E l’omelia di padre Fabrizio diventa un caso

«Ci stanno mettendo contro»: sconcerto tra i fedeli alla basilica dei Colli. E c’è chi abbandona la messa
PESCARA. «Ormai siamo arrivati a distinguere vaccinati e non vaccinati. I non vaccinati sono il nemico, siamo arrivati alle leggi razziali del 1938: ma vi state accorgendo che ci stanno mettendo gli uni contro gli altri? Il problema è l’altro, io mi devo difendere. Ma dove arriveremo?». È il passaggio dell’omelia di padre Fabrizio Di Fazio che, durante la messa delle 20 di domenica alla Madonna dei Sette dolori, ha indignato più di un fedele. Tra questi, la parrocchiana Beatrice Marinelli che, offesa dal paragone tra il Green pass e le leggi razziali fasciste, ha lasciato la chiesa gremita. «C’è chi ha sorriso, chi ha lasciato correre, chi tra i negazionisti è stato ben contento di ascoltare quelle parole dal pulpito», riferisce, «ma non è un paragone accettabile. E soprattutto, se proprio voleva affrontare questo discorso, mi sarei aspettata che il religioso invitasse i non vaccinati a vaccinarsi come dovere morale e cristiano verso gli altri, non il contrario».

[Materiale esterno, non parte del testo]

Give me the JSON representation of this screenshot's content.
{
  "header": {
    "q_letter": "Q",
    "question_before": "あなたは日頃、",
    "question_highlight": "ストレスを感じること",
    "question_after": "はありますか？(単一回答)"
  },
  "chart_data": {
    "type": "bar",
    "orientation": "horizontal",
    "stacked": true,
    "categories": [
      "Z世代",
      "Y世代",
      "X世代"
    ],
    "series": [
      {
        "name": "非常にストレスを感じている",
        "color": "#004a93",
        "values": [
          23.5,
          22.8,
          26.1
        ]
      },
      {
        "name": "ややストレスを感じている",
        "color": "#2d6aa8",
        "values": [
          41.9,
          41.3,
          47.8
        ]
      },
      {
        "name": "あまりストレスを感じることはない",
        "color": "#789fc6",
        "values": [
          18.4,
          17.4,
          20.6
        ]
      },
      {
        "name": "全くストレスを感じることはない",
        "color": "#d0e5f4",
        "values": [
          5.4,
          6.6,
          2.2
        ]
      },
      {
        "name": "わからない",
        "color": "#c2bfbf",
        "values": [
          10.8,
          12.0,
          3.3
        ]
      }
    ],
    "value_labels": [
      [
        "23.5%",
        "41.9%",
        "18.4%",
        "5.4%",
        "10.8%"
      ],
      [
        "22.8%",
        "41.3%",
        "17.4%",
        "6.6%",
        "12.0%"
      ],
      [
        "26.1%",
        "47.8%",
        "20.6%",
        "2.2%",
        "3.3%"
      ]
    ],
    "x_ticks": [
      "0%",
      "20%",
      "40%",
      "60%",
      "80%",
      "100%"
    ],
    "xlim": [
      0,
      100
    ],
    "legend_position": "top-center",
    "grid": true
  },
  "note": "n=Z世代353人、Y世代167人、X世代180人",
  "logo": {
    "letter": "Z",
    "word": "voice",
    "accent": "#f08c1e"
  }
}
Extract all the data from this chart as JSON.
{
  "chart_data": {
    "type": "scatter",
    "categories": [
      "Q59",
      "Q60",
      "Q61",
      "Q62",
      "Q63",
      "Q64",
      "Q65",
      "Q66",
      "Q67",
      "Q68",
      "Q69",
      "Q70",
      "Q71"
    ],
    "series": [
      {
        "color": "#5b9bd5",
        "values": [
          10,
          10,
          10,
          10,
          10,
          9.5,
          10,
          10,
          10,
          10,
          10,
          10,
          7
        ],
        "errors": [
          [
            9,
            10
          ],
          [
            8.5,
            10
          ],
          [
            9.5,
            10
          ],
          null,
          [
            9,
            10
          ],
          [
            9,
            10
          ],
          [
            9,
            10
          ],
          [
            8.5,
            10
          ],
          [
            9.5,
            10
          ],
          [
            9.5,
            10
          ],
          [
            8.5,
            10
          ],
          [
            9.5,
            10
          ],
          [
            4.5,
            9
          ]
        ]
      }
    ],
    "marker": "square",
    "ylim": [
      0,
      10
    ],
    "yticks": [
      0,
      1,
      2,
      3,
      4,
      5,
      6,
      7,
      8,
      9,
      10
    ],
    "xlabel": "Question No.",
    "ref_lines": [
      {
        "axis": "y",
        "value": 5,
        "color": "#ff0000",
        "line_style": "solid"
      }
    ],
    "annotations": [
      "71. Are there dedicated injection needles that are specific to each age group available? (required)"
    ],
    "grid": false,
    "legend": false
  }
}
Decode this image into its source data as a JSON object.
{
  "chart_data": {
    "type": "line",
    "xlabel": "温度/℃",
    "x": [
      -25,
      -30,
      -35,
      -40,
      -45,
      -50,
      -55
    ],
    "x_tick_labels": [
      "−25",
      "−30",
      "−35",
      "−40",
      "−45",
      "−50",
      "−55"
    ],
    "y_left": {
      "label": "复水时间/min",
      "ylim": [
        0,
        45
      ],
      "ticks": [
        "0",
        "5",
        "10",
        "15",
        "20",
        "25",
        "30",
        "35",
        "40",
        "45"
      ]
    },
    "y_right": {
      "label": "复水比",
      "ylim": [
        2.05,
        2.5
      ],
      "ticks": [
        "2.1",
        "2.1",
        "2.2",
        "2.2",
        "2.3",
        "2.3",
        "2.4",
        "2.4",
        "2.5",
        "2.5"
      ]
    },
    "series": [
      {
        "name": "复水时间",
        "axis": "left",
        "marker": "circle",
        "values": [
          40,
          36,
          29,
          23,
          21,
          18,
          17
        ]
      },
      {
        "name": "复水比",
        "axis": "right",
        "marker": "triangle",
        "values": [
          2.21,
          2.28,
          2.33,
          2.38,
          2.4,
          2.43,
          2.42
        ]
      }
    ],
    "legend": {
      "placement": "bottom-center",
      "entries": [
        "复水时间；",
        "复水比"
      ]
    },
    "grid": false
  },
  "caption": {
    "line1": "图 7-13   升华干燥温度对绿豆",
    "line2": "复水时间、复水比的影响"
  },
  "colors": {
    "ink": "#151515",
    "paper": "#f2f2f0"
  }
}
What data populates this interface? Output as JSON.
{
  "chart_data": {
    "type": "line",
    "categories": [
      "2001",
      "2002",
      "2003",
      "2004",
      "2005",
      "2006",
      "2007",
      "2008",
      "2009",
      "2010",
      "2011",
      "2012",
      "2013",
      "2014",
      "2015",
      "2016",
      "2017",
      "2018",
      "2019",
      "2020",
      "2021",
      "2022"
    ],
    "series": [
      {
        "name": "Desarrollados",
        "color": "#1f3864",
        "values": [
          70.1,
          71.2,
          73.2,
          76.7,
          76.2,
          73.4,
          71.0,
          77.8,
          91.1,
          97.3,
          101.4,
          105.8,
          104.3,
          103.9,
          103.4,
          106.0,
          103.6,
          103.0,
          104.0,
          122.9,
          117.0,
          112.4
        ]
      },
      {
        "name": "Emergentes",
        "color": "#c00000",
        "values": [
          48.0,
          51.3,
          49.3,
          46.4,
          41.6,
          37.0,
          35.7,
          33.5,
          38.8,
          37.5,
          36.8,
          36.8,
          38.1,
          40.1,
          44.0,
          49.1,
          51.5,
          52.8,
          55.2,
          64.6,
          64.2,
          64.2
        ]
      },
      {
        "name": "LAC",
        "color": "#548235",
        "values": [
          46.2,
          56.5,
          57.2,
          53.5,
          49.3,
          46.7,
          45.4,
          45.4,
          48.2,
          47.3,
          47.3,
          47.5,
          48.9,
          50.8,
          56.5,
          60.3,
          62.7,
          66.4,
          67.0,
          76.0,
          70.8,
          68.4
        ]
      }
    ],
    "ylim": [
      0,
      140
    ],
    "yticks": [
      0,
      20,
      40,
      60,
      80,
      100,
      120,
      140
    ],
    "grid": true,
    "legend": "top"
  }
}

Contattato al telefono dal Centro, padre Fabrizio ha preferito non rilasciare dichiarazioni, se non quella affidata a un messaggio via whatsapp: «Sinceramente non intendo parlare con alcun organo mediatico delle mie riflessioni in merito. Ho semplicemente espresso quanto penso ai fedeli ivi presenti e non intendo andare oltre». Riflessioni che, ad ascoltare l’omelia, fanno parte di un discorso ben più ampio che invita a tenere alta l’attenzione verso l’altro, a tendere la mano, ad accogliere, anche in questa epoca di paura e diffidenza. «L’altro è il nemico. Sappiate che qua dentro non tutti sono vaccinati tra i frati, vi avverto, così state lontani... Aprite gli occhi perché è veramente un momento difficile questo, forse mai accaduto nella storia, e se noi ci facciamo abbindolare da questa menzogna... Qui si tratta di alzare lo sguardo e di guardare la fame di qualcun altro pure se non è vaccinato. Perdonatemi, ma ogni tanto un po’ di cose bisogna dirle. Al posto del non vaccinato metteteci chiunque: la persona antipatica che non sopporti, la persona peccatrice, il sacerdote che non ti piace».
Un discorso figlio di questo tempo, che a taluni è apparso troppo schierato con chi non si vaccina. Tanto da decidere di abbandonare la messa. (s.d.l.)